Experimental Study on Rock Strength and Deformation Characteristics Under Triaxial Cyclic Loading and Unloading Conditions

• Published in: Rock mechanics and rock engineering Vol. 54; no. 2; pp. 777 - 797
• Main Authors: Meng, Qing-bin, Liu, Jiang-Feng, Ren, Li, Pu, Hai, Chen, Yan-long
• Format: Journal Article
• Language: English
• Published: Vienna Springer Vienna 01.02.2021; Springer Nature B.V
• Subjects: Civil Engineering; Cyclic loading; Cyclic loads; Deformation; Dilatancy; Ductile-brittle transition; Earth and Environmental Science; Earth Sciences; Elasticity; Geophysics/Geodesy; Internal friction; Mechanical properties; Mechanical unloading; Mohr-Coulomb theory; Original Paper; Poisson's ratio; Rock mechanics; Rocks; Shear strain; Strain; Strength; Stress-strain curves; Stress-strain relations; Testing; Unloading; Dilatancy angle model; Triaxial cyclic loading and unloading testing; Rock mechanics; Strength and deformation characteristics; Dilatancy
• ISSN: 0723-2632; 1434-453X
• DOI: 10.1007/s00603-020-02289-8

The mechanical behavior of rock under cyclic loading is quite complicated compared to monotonic loading or unloading conditions.

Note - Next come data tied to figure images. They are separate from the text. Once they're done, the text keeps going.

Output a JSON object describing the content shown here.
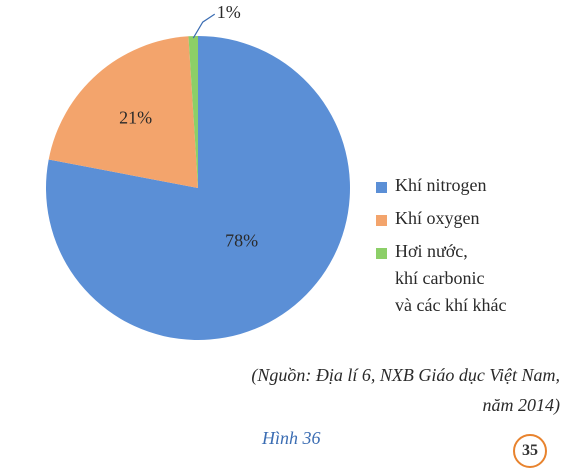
{
  "chart_data": {
    "type": "pie",
    "categories": [
      "Khí nitrogen",
      "Khí oxygen",
      "Hơi nước,\nkhí carbonic\nvà các khí khác"
    ],
    "values": [
      78,
      21,
      1
    ],
    "value_labels": [
      "78%",
      "21%",
      "1%"
    ],
    "colors": [
      "#5b8fd6",
      "#f3a46c",
      "#8ccf68"
    ],
    "legend": "right",
    "source": "(Nguồn: Địa lí 6, NXB Giáo dục Việt Nam,\nnăm 2014)",
    "caption": "Hình 36",
    "page_number": "35"
  }
}
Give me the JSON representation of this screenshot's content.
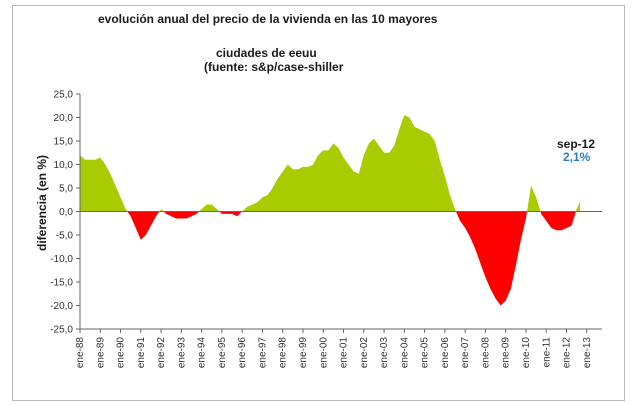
{
  "chart_data": {
    "type": "area",
    "title": "evolución anual del precio de la vivienda en las 10 mayores",
    "subtitle_line1": "ciudades de eeuu",
    "subtitle_line2": "(fuente:  s&p/case-shiller",
    "ylabel": "diferencia (en %)",
    "xlabel": "",
    "ylim": [
      -25,
      25
    ],
    "ytick_values": [
      25,
      20,
      15,
      10,
      5,
      0,
      -5,
      -10,
      -15,
      -20,
      -25
    ],
    "ytick_labels": [
      "25,0",
      "20,0",
      "15,0",
      "10,0",
      "5,0",
      "0,0",
      "-5,0",
      "-10,0",
      "-15,0",
      "-20,0",
      "-25,0"
    ],
    "xtick_labels": [
      "ene-88",
      "ene-89",
      "ene-90",
      "ene-91",
      "ene-92",
      "ene-93",
      "ene-94",
      "ene-95",
      "ene-96",
      "ene-97",
      "ene-98",
      "ene-99",
      "ene-00",
      "ene-01",
      "ene-02",
      "ene-03",
      "ene-04",
      "ene-05",
      "ene-06",
      "ene-07",
      "ene-08",
      "ene-09",
      "ene-10",
      "ene-11",
      "ene-12",
      "ene-13"
    ],
    "x_start": "ene-88",
    "x_end": "ene-13",
    "grid": false,
    "positive_color": "#a8cc00",
    "negative_color": "#ff0000",
    "series": [
      {
        "points": [
          [
            "1988-01",
            12.0
          ],
          [
            "1988-04",
            11.0
          ],
          [
            "1988-07",
            11.0
          ],
          [
            "1988-10",
            11.0
          ],
          [
            "1989-01",
            11.5
          ],
          [
            "1989-04",
            10.0
          ],
          [
            "1989-07",
            8.0
          ],
          [
            "1989-10",
            5.5
          ],
          [
            "1990-01",
            3.0
          ],
          [
            "1990-04",
            0.5
          ],
          [
            "1990-07",
            -1.0
          ],
          [
            "1990-10",
            -3.5
          ],
          [
            "1991-01",
            -6.0
          ],
          [
            "1991-04",
            -5.0
          ],
          [
            "1991-07",
            -3.0
          ],
          [
            "1991-10",
            -1.0
          ],
          [
            "1992-01",
            0.5
          ],
          [
            "1992-04",
            -0.5
          ],
          [
            "1992-07",
            -1.0
          ],
          [
            "1992-10",
            -1.5
          ],
          [
            "1993-01",
            -1.5
          ],
          [
            "1993-04",
            -1.5
          ],
          [
            "1993-07",
            -1.0
          ],
          [
            "1993-10",
            -0.5
          ],
          [
            "1994-01",
            0.5
          ],
          [
            "1994-04",
            1.5
          ],
          [
            "1994-07",
            1.5
          ],
          [
            "1994-10",
            0.5
          ],
          [
            "1995-01",
            -0.5
          ],
          [
            "1995-04",
            -0.5
          ],
          [
            "1995-07",
            -0.5
          ],
          [
            "1995-10",
            -1.0
          ],
          [
            "1996-01",
            0.0
          ],
          [
            "1996-04",
            1.0
          ],
          [
            "1996-07",
            1.5
          ],
          [
            "1996-10",
            2.0
          ],
          [
            "1997-01",
            3.0
          ],
          [
            "1997-04",
            3.5
          ],
          [
            "1997-07",
            5.0
          ],
          [
            "1997-10",
            7.0
          ],
          [
            "1998-01",
            8.5
          ],
          [
            "1998-04",
            10.0
          ],
          [
            "1998-07",
            9.0
          ],
          [
            "1998-10",
            9.0
          ],
          [
            "1999-01",
            9.5
          ],
          [
            "1999-04",
            9.5
          ],
          [
            "1999-07",
            10.0
          ],
          [
            "1999-10",
            12.0
          ],
          [
            "2000-01",
            13.0
          ],
          [
            "2000-04",
            13.0
          ],
          [
            "2000-07",
            14.5
          ],
          [
            "2000-10",
            13.5
          ],
          [
            "2001-01",
            11.5
          ],
          [
            "2001-04",
            10.0
          ],
          [
            "2001-07",
            8.5
          ],
          [
            "2001-10",
            8.0
          ],
          [
            "2002-01",
            12.0
          ],
          [
            "2002-04",
            14.5
          ],
          [
            "2002-07",
            15.5
          ],
          [
            "2002-10",
            14.0
          ],
          [
            "2003-01",
            12.5
          ],
          [
            "2003-04",
            12.5
          ],
          [
            "2003-07",
            14.0
          ],
          [
            "2003-10",
            17.5
          ],
          [
            "2004-01",
            20.5
          ],
          [
            "2004-04",
            20.0
          ],
          [
            "2004-07",
            18.0
          ],
          [
            "2004-10",
            17.5
          ],
          [
            "2005-01",
            17.0
          ],
          [
            "2005-04",
            16.5
          ],
          [
            "2005-07",
            15.0
          ],
          [
            "2005-10",
            11.0
          ],
          [
            "2006-01",
            7.5
          ],
          [
            "2006-04",
            3.5
          ],
          [
            "2006-07",
            0.5
          ],
          [
            "2006-10",
            -2.0
          ],
          [
            "2007-01",
            -3.5
          ],
          [
            "2007-04",
            -5.5
          ],
          [
            "2007-07",
            -8.0
          ],
          [
            "2007-10",
            -11.0
          ],
          [
            "2008-01",
            -14.0
          ],
          [
            "2008-04",
            -16.5
          ],
          [
            "2008-07",
            -18.5
          ],
          [
            "2008-10",
            -20.0
          ],
          [
            "2009-01",
            -19.0
          ],
          [
            "2009-04",
            -16.5
          ],
          [
            "2009-07",
            -11.5
          ],
          [
            "2009-10",
            -6.0
          ],
          [
            "2010-01",
            -1.5
          ],
          [
            "2010-04",
            5.5
          ],
          [
            "2010-07",
            3.0
          ],
          [
            "2010-10",
            -0.5
          ],
          [
            "2011-01",
            -2.0
          ],
          [
            "2011-04",
            -3.5
          ],
          [
            "2011-07",
            -4.0
          ],
          [
            "2011-10",
            -4.0
          ],
          [
            "2012-01",
            -3.5
          ],
          [
            "2012-04",
            -3.0
          ],
          [
            "2012-07",
            0.5
          ],
          [
            "2012-09",
            2.1
          ]
        ]
      }
    ],
    "annotation": {
      "label": "sep-12",
      "value": "2,1%",
      "value_color": "#2e7dc1"
    }
  }
}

The triaxial cyclic loading and unloading testing of rock specimens under 6 confining pressures ( σ 3 ) was carried out through the MTS 815 rock mechanics testing system, to explore the strength, deformation, and expansion characteristics of the rock specimens. The stress–strain curves of the rock specimens in the triaxial cyclic loading and unloading testing presented the hysteresis effect. Besides, as σ 3 increased, the rock specimen strength increased, while the failure form brittle to ductile. The elasticity modulus ( E l ) increased first and consequently decreased as the cycle index increased, while it increased as σ 3 increased. However, the generalized Poisson’s ratio ( μ l ) increased as the cycle index increased, whereas it decreased as the σ 3 increased. Based on the Mohr–Coulomb strength criterion and plastic shear strain ( γ p ) as the plastic parameter, the subsequent yield plane model of the loaded rock was characterized by generalized cohesion ( c´ ) and generalized internal friction angle ( φ´ ). Ultimately, the evolution rules of c´, φ´ and Ψ (dilatancy angle), with σ 3 and γ p were revealed. Moreover, the post-peak dilatancy angle models with regard to the influence of σ 3 and γ p on the volume dilatancy of the rock specimen were established, which indicated that Ψ increased first and consequently decreased along with the γ p increase, whereas it decreased as the σ 3 increased.